1. Many women developed recurrence, most within the first 6 months after cessation of therapy.
2. There were no differences in relapse rate between the 3 treatment arms.
Evidence Rating Level: 1 (Excellent)
Study Rundown: Endometrial cancer is the most common gynecologic malignancy affecting women in the U.S. The primary risk factor is exposure to excess, unopposed estrogen. The most common cause of excess estrogen is endogenous estrogen production from peripheral conversion via aromatase in obese women. Endometrial hyperplasia, the precursor to cancer, is categorized as simple without atypia, complex without atypia, simple with atypia, and complex with atypia. Women with atypical histology are more likely to develop endometrial cancer. Definitive treatment requires hysterectomy. For women who wish to preserve fertility or who do not desire surgical management, they may be treated with progestin therapy in the form of medroxyprogesterone acetate (MPA) or a levonorgestrel-releasing intrauterine device (LNG-IUD). Prior studies have found that the treatment response rate with LNG-IUD is superior to that with oral MPA. Investigations evaluating the rate of relapse after treatment have yielded unclear results. In the present work, authors evaluated recurrence of hyperplasia over 24 months following treatment with LNG-IUD or MPA therapy in a multi-center randomized trial. They found high rates of recurrence but no difference in the rate or timing of relapse between treatment groups.

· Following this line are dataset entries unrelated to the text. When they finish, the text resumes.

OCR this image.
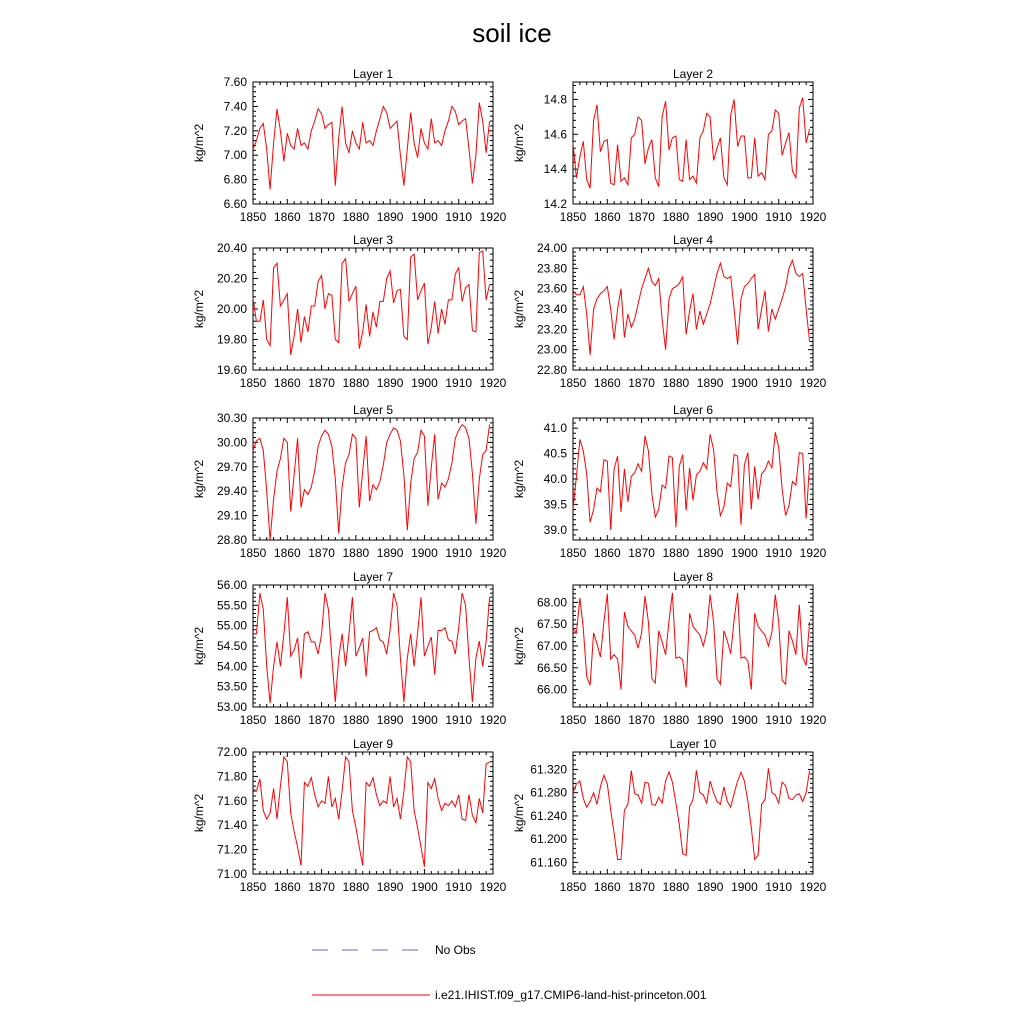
soil ice
Layer 1
kg/m^2
1850 1860 1870 1880 1890 1900 1910 1920
6.60
6.80
7.00
7.20
7.40
7.60
Layer 2
kg/m^2
1850 1860 1870 1880 1890 1900 1910 1920
14.2
14.4
14.6
14.8
Layer 3
kg/m^2
1850 1860 1870 1880 1890 1900 1910 1920
19.60
19.80
20.00
20.20
20.40
Layer 4
kg/m^2
1850 1860 1870 1880 1890 1900 1910 1920
22.80
23.00
23.20
23.40
23.60
23.80
24.00
Layer 5
kg/m^2
1850 1860 1870 1880 1890 1900 1910 1920
28.80
29.10
29.40
29.70
30.00
30.30
Layer 6
kg/m^2
1850 1860 1870 1880 1890 1900 1910 1920
39.0
39.5
40.0
40.5
41.0
Layer 7
kg/m^2
1850 1860 1870 1880 1890 1900 1910 1920
53.00
53.50
54.00
54.50
55.00
55.50
56.00
Layer 8
kg/m^2
1850 1860 1870 1880 1890 1900 1910 1920
66.00
66.50
67.00
67.50
68.00
Layer 9
kg/m^2
1850 1860 1870 1880 1890 1900 1910 1920
71.00
71.20
71.40
71.60
71.80
72.00
Layer 10
kg/m^2
1850 1860 1870 1880 1890 1900 1910 1920
61.160
61.200
61.240
61.280
61.320
No Obs
i.e21.IHIST.f09_g17.CMIP6-land-hist-princeton.001
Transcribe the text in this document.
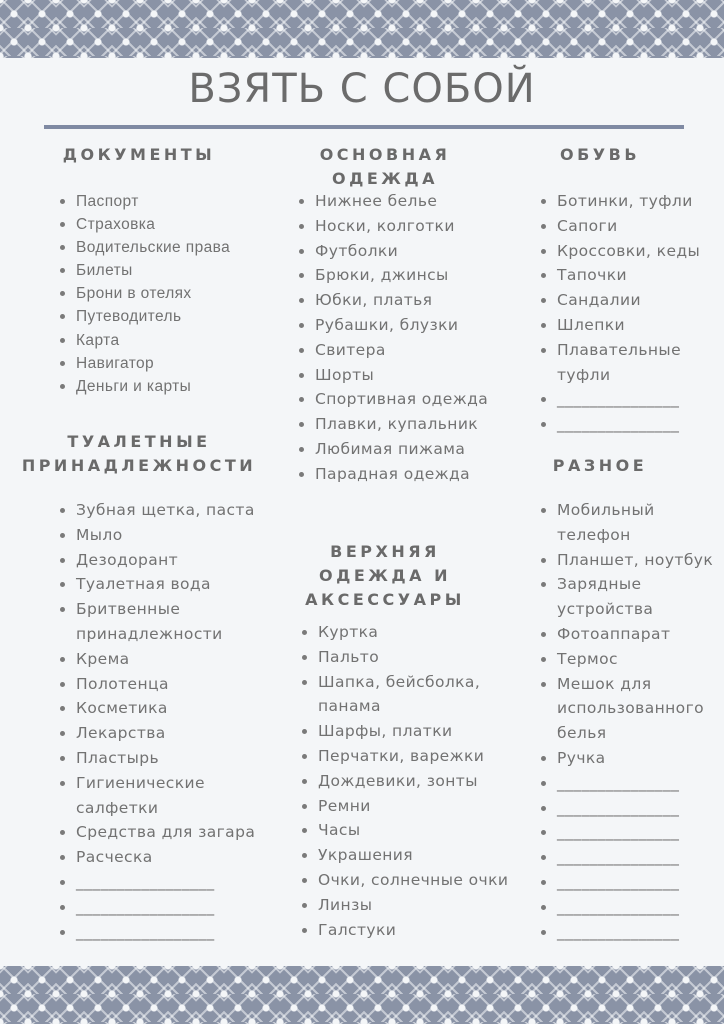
ВЗЯТЬ С СОБОЙ
ДОКУМЕНТЫ
Паспорт
Страховка
Водительские права
Билеты
Брони в отелях
Путеводитель
Карта
Навигатор
Деньги и карты
ТУАЛЕТНЫЕ
ПРИНАДЛЕЖНОСТИ
Зубная щетка, паста
Мыло
Дезодорант
Туалетная вода
Бритвенные принадлежности
Крема
Полотенца
Косметика
Лекарства
Пластырь
Гигиенические салфетки
Средства для загара
Расческа
_________________
_________________
_________________
ОСНОВНАЯ
ОДЕЖДА
Нижнее белье
Носки, колготки
Футболки
Брюки, джинсы
Юбки, платья
Рубашки, блузки
Свитера
Шорты
Спортивная одежда
Плавки, купальник
Любимая пижама
Парадная одежда
ВЕРХНЯЯ
ОДЕЖДА И
АКСЕССУАРЫ
Куртка
Пальто
Шапка, бейсболка, панама
Шарфы, платки
Перчатки, варежки
Дождевики, зонты
Ремни
Часы
Украшения
Очки, солнечные очки
Линзы
Галстуки
ОБУВЬ
Ботинки, туфли
Сапоги
Кроссовки, кеды
Тапочки
Сандалии
Шлепки
Плавательные туфли
_______________
_______________
РАЗНОЕ
Мобильный телефон
Планшет, ноутбук
Зарядные устройства
Фотоаппарат
Термос
Мешок для использованного белья
Ручка
_______________
_______________
_______________
_______________
_______________
_______________
_______________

Strengths of the study included multicenter, randomized controlled trial (RCT) design. The study was limited by small sample size and potential confounding among women who received additional progestin therapy outside of the trial regimen. Further RCTs are needed to identify the optimal duration of therapy and frequency of post-therapy monitoring for women receiving progestin therapy for endometrial hyperplasia.

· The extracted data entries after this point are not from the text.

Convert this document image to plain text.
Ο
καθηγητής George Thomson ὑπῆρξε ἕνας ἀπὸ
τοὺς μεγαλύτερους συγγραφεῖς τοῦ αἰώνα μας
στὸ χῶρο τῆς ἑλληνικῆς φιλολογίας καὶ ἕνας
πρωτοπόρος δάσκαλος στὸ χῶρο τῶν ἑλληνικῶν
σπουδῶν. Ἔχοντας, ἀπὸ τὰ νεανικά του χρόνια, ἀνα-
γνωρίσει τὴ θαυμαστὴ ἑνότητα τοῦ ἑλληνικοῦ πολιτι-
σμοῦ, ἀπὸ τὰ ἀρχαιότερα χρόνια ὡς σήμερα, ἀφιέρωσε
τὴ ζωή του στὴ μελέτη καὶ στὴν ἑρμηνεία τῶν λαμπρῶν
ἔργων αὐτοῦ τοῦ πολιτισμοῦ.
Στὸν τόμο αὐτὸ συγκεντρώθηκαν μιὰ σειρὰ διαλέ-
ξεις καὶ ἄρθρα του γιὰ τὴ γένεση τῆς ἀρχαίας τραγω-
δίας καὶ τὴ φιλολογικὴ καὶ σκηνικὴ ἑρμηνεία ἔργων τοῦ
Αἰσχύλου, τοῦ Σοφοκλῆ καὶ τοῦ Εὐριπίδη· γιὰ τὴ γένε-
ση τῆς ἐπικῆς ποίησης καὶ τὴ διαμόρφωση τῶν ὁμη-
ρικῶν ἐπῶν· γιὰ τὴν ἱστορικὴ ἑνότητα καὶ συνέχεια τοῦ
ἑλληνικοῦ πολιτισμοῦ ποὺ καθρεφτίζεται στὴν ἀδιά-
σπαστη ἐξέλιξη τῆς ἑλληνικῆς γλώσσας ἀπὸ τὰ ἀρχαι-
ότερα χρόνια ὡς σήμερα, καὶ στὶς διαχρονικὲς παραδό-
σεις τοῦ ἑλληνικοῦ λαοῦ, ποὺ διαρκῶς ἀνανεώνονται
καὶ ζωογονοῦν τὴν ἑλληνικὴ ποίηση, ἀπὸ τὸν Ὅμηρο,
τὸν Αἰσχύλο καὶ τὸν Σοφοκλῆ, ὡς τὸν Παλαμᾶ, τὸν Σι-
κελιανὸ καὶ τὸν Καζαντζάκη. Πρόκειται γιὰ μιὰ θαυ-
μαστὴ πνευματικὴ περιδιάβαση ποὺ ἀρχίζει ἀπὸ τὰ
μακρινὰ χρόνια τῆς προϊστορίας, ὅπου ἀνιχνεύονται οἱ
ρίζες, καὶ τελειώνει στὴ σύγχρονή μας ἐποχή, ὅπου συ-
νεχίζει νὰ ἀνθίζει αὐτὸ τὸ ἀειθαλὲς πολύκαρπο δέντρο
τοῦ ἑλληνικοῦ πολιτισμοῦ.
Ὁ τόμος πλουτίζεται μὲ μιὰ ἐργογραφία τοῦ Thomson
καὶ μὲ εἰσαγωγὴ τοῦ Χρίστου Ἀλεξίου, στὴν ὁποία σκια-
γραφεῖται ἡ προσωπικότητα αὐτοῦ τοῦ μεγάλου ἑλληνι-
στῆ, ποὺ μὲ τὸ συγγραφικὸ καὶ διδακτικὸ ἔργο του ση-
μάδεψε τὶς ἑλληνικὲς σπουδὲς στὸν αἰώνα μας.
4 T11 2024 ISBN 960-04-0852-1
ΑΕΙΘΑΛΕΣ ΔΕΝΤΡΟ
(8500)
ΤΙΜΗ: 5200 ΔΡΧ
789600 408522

In-Depth [randomized controlled trial]: This study compared the rate of recurrence of endometrial hyperplasia following treatment among women randomized to receive therapy for 6 months with LNG-IUD (n = 53), 10mg oral MPGA 10 days per cycle (n = 52), and 10mg oral MPA daily (n = 48). The primary outcome of interest was relapse of endometrial hyperplasia as detected by light microscopy.

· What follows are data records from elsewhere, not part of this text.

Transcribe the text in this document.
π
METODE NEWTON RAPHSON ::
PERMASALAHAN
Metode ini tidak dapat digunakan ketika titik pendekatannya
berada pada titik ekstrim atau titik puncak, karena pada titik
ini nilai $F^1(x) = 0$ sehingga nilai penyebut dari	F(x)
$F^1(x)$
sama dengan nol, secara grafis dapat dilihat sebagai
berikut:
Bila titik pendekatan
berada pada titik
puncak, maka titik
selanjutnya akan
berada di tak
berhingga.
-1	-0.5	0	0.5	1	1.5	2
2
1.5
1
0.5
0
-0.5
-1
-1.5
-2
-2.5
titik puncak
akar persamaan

Of the 135 women completing therapy, 135 had response to therapy. In the 24-month follow-up period, 41% had histological relapse; 63.6% of these relapses occurred within 6 months of cessation of therapy. No differences in relapse were observed between the 3 treatment regimens (p = 0.66). Menopausal status (p = 0.0005) and estrogen level (p = 0.0007) were associated with relapse.